Ляхов до сих пор не понимал, как всё вывернулось, почему за какие-то три месяца эта череда прекратила быть. Звучали, звучали тревожные звоночки, надо было просто распознать их вовремя, видел теперь Ляхов. Давным-давно уже начался так называемый "кризис" — какие-то проблемы с западной ипотекой и возвратами кредитов, лопнули какие-то американские банки… У нас — кто-то потерял деньги, кого-то уволили, кому-то урезали зарплату, но в целом ничего не изменилось, жизнь продолжалась без проблем — и слово "кризис" в последующие годы стало как осмеянное, смешно было к нему относиться серьезно… Потом стали заметно дорожать продукты и коммунальные услуги — но процесс шел медленно, денег у преуспевающего Ляхова все равно хватало на все, пускай сраные нищеброды обращают внимания на такие мелочи… Все чаще мелькали в новостях неудобные, тревожно-чужие репортажи из «регионов». Какие-то акции протеста в богом забытых, по извечной российской безалаберности в который раз замерзающих городах.
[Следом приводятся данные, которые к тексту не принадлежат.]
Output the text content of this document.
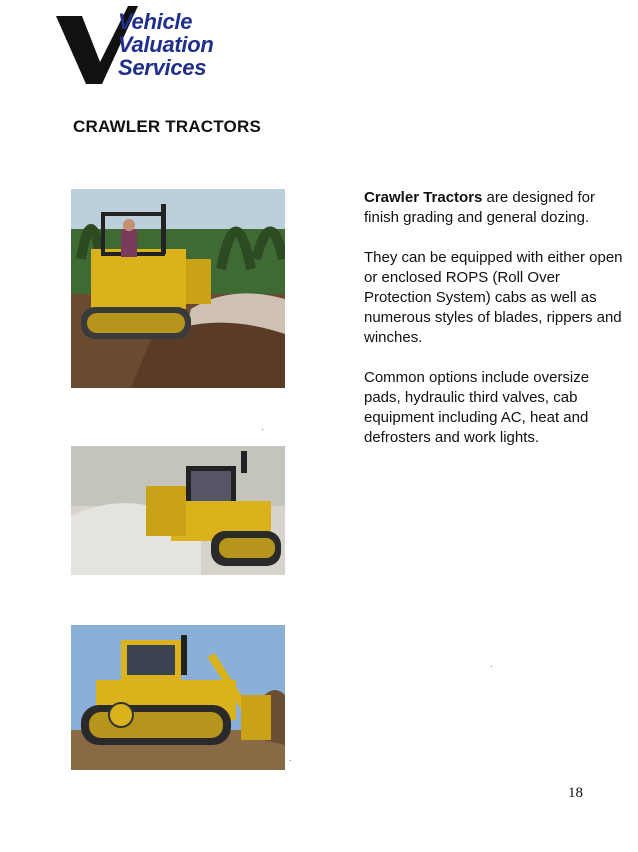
Vehicle
Valuation
Services
CRAWLER TRACTORS

Crawler Tractors are designed for finish grading and general dozing.

They can be equipped with either open or enclosed ROPS (Roll Over Protection System) cabs as well as numerous styles of blades, rippers and winches.

Common options include oversize pads, hydraulic third valves, cab equipment including AC, heat and defrosters and work lights.

18
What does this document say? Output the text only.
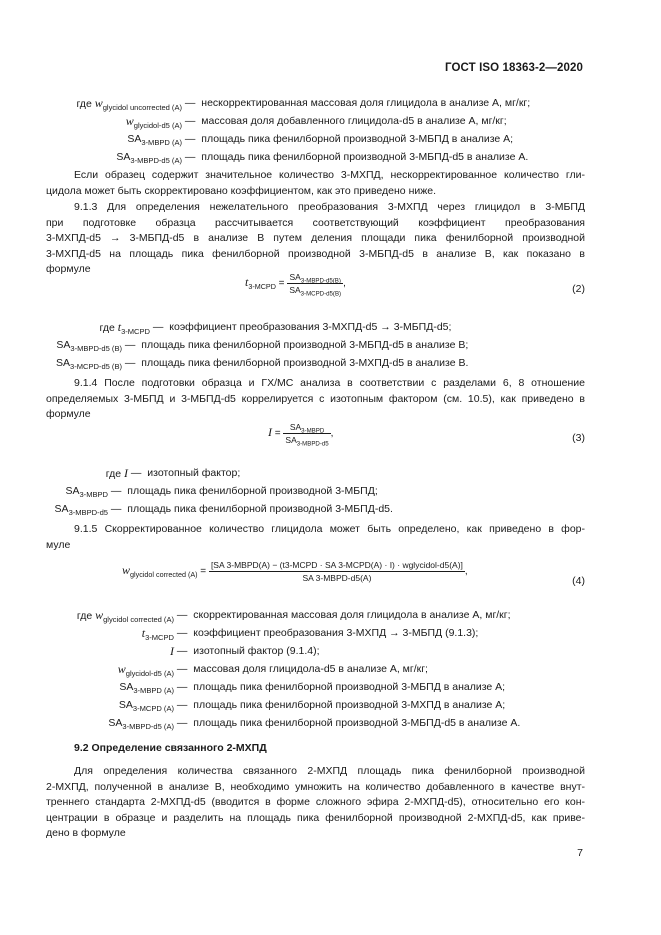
ГОСТ ISO 18363-2—2020
где $w_{glycidol uncorrected (A)}$ —  нескорректированная массовая доля глицидола в анализе А, мг/кг;
$w_{glycidol-d5 (A)}$ —  массовая доля добавленного глицидола-d5 в анализе А, мг/кг;
$SA_{3-MBPD (A)}$ —  площадь пика фенилборной производной 3-МБПД в анализе А;
$SA_{3-MBPD-d5 (A)}$ —  площадь пика фенилборной производной 3-МБПД-d5 в анализе А.
Если образец содержит значительное количество 3-МХПД, нескорректированное количество гли-
цидола может быть скорректировано коэффициентом, как это приведено ниже.
9.1.3 Для определения нежелательного преобразования 3-МХПД через глицидол в 3-МБПД
при подготовке образца рассчитывается соответствующий коэффициент преобразования
3-МХПД-d5 → 3-МБПД-d5 в анализе В путем деления площади пика фенилборной производной
3-МХПД-d5 на площадь пика фенилборной производной 3-МБПД-d5 в анализе В, как показано в
формуле
$t_{3-MCPD} = \frac{SA_{3-MBPD-d5(B)}}{SA_{3-MCPD-d5(B)}}$ ,	(2)
где $t_{3-MCPD}$ —  коэффициент преобразования 3-МХПД-d5 → 3-МБПД-d5;
$SA_{3-MBPD-d5 (B)}$ —  площадь пика фенилборной производной 3-МБПД-d5 в анализе В;
$SA_{3-MCPD-d5 (B)}$ —  площадь пика фенилборной производной 3-МХПД-d5 в анализе В.
9.1.4 После подготовки образца и ГХ/МС анализа в соответствии с разделами 6, 8 отношение
определяемых 3-МБПД и 3-МБПД-d5 коррелируется с изотопным фактором (см. 10.5), как приведено в
формуле
$I = \frac{SA_{3-MBPD}}{SA_{3-MBPD-d5}}$ ,	(3)
где I —  изотопный фактор;
$SA_{3-MBPD}$ —  площадь пика фенилборной производной 3-МБПД;
$SA_{3-MBPD-d5}$ —  площадь пика фенилборной производной 3-МБПД-d5.
9.1.5 Скорректированное количество глицидола может быть определено, как приведено в фор-
муле
$w_{glycidol corrected (A)}$ =
[SA 3-MBPD(A) − (t3-MCPD · SA 3-MCPD(A) · I) · wglycidol-d5(A)]
SA 3-MBPD-d5(A)
,
(4)
где $w_{glycidol corrected (A)}$ —  скорректированная массовая доля глицидола в анализе А, мг/кг;
$t_{3-MCPD}$ —  коэффициент преобразования 3-МХПД → 3-МБПД (9.1.3);
I —  изотопный фактор (9.1.4);
$w_{glycidol-d5 (A)}$ —  массовая доля глицидола-d5 в анализе А, мг/кг;
$SA_{3-MBPD (A)}$ —  площадь пика фенилборной производной 3-МБПД в анализе А;
$SA_{3-MCPD (A)}$ —  площадь пика фенилборной производной 3-МХПД в анализе А;
$SA_{3-MBPD-d5 (A)}$ —  площадь пика фенилборной производной 3-МБПД-d5 в анализе А.
9.2 Определение связанного 2-МХПД
Для определения количества связанного 2-МХПД площадь пика фенилборной производной
2-МХПД, полученной в анализе В, необходимо умножить на количество добавленного в качестве внут-
треннего стандарта 2-МХПД-d5 (вводится в форме сложного эфира 2-МХПД-d5), относительно его кон-
центрации в образце и разделить на площадь пика фенилборной производной 2-МХПД-d5, как приве-
дено в формуле
7
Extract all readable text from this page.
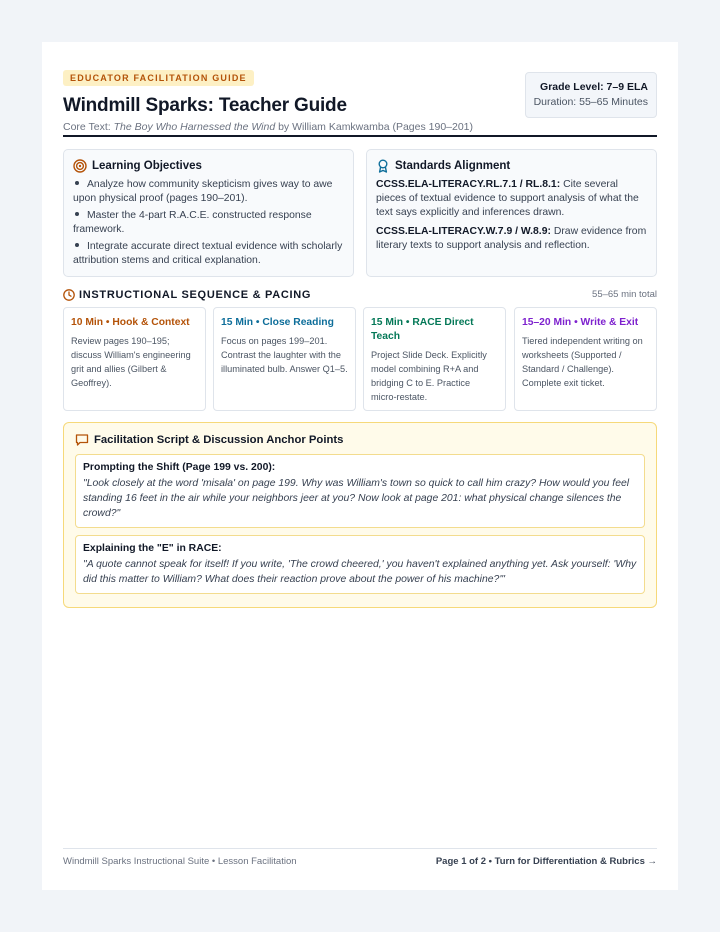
EDUCATOR FACILITATION GUIDE
Windmill Sparks: Teacher Guide
Core Text: The Boy Who Harnessed the Wind by William Kamkwamba (Pages 190–201)
Grade Level: 7–9 ELA
Duration: 55–65 Minutes
Learning Objectives
Analyze how community skepticism gives way to awe upon physical proof (pages 190–201).
Master the 4-part R.A.C.E. constructed response framework.
Integrate accurate direct textual evidence with scholarly attribution stems and critical explanation.
Standards Alignment
CCSS.ELA-LITERACY.RL.7.1 / RL.8.1: Cite several pieces of textual evidence to support analysis of what the text says explicitly and inferences drawn.
CCSS.ELA-LITERACY.W.7.9 / W.8.9: Draw evidence from literary texts to support analysis and reflection.
INSTRUCTIONAL SEQUENCE & PACING	55–65 min total
10 Min • Hook & Context
Review pages 190–195; discuss William's engineering grit and allies (Gilbert & Geoffrey).
15 Min • Close Reading
Focus on pages 199–201. Contrast the laughter with the illuminated bulb. Answer Q1–5.
15 Min • RACE Direct Teach
Project Slide Deck. Explicitly model combining R+A and bridging C to E. Practice micro-restate.
15–20 Min • Write & Exit
Tiered independent writing on worksheets (Supported / Standard / Challenge). Complete exit ticket.
Facilitation Script & Discussion Anchor Points
Prompting the Shift (Page 199 vs. 200):
"Look closely at the word 'misala' on page 199. Why was William's town so quick to call him crazy? How would you feel standing 16 feet in the air while your neighbors jeer at you? Now look at page 201: what physical change silences the crowd?"
Explaining the "E" in RACE:
"A quote cannot speak for itself! If you write, 'The crowd cheered,' you haven't explained anything yet. Ask yourself: 'Why did this matter to William? What does their reaction prove about the power of his machine?'"
Windmill Sparks Instructional Suite • Lesson Facilitation	Page 1 of 2 • Turn for Differentiation & Rubrics →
Какие-то противостояния между местным населением и милицией. Все это существовало для Ляхова как бы в параллельном пространстве — как будто голливудский фильм смотришь, реальная же жизнь продолжала оставаться привычно-суетливой — работа до беспамятства, повседневное протискивание в обычных московских пробках, полные пакеты покупок в супермаркетах….
Был ещё Максим Белов из соседнего отдела, любитель раздавать коллегам потёртые распечатки и ссылаться на книгу Паршева, читанную Ляховым в институтские времена. Смуглый кареглазый Белов спорил со всеми желающими о каких-то запасах энергоносителей, износе инфраструктуры, затратах на геологоразведку, употреблял странное слово "автаркизация". Разглагольствовал про какой-то глобальный финансовый кризис, какого-то Хазина, какие-то отраслевые структурные перекосы, какое-то исчерпание ресурсов… В инвестиционной-то компании! Про компанию, в которой он работал, он тоже был странного мнения — высказываясь, что зарабатывать на западных инвестициях — это зарабатывать на костях предков и крови детей, что вся наша промышленность, в которую запад инвестирует — разрушается и проедается, по сути это инвестиции в ее демонтаж… Непосредственные оппоненты быстро исчерпались, признав за Беловым право на его пунктик, но Белов не успокоился, продолжая бои за ведомую ему одному истину в Интернете. Какое-то время Белов собирался уехать в Штаты, однако потом передумал, отказался также от возможности переехать в Европу, сказав что в эти гнилые места соваться нельзя; и продолжал дискуссии с недоумевающими, приплетая разные малопонятные высказывания насчет демографической структуры западного общества, скорости размножения разных этнических групп и проигрыша белой расы. Умные слова и научные термины перемежались в его речах с фразами "долбаные нигеры" и "черножопые". Затем он уволился с работы и исчез с горизонта, о чем, конечно, никто не жалел.
К удивлению и даже восторгу Ляхова, к весне переломного года упали цены на недвижимость. Ляхова хватило на покупку коттеджа — нынешнего его жилища. Другое дело, что подорожания стали уже заметны даже для ляховских доходов — сильно подросли цены на продукты. По-настоящему вздорожал бензин, и Ляхов даже подумывал о том, чтобы заякорить «Ауди» и ездить на работу на метро. Однако предпринятое в качестве пробы подземное путешествие вызвало у Ляхова резкий приступ брезгливости, и погружение в гущу народа пришлось отложить на будущее. Однако, даже при весьма немаленькой ляховской зарплате, все это вылилось в то, что свежекупленный не вполне достроенный коттедж так и продолжал стоять без отделки и ремонта.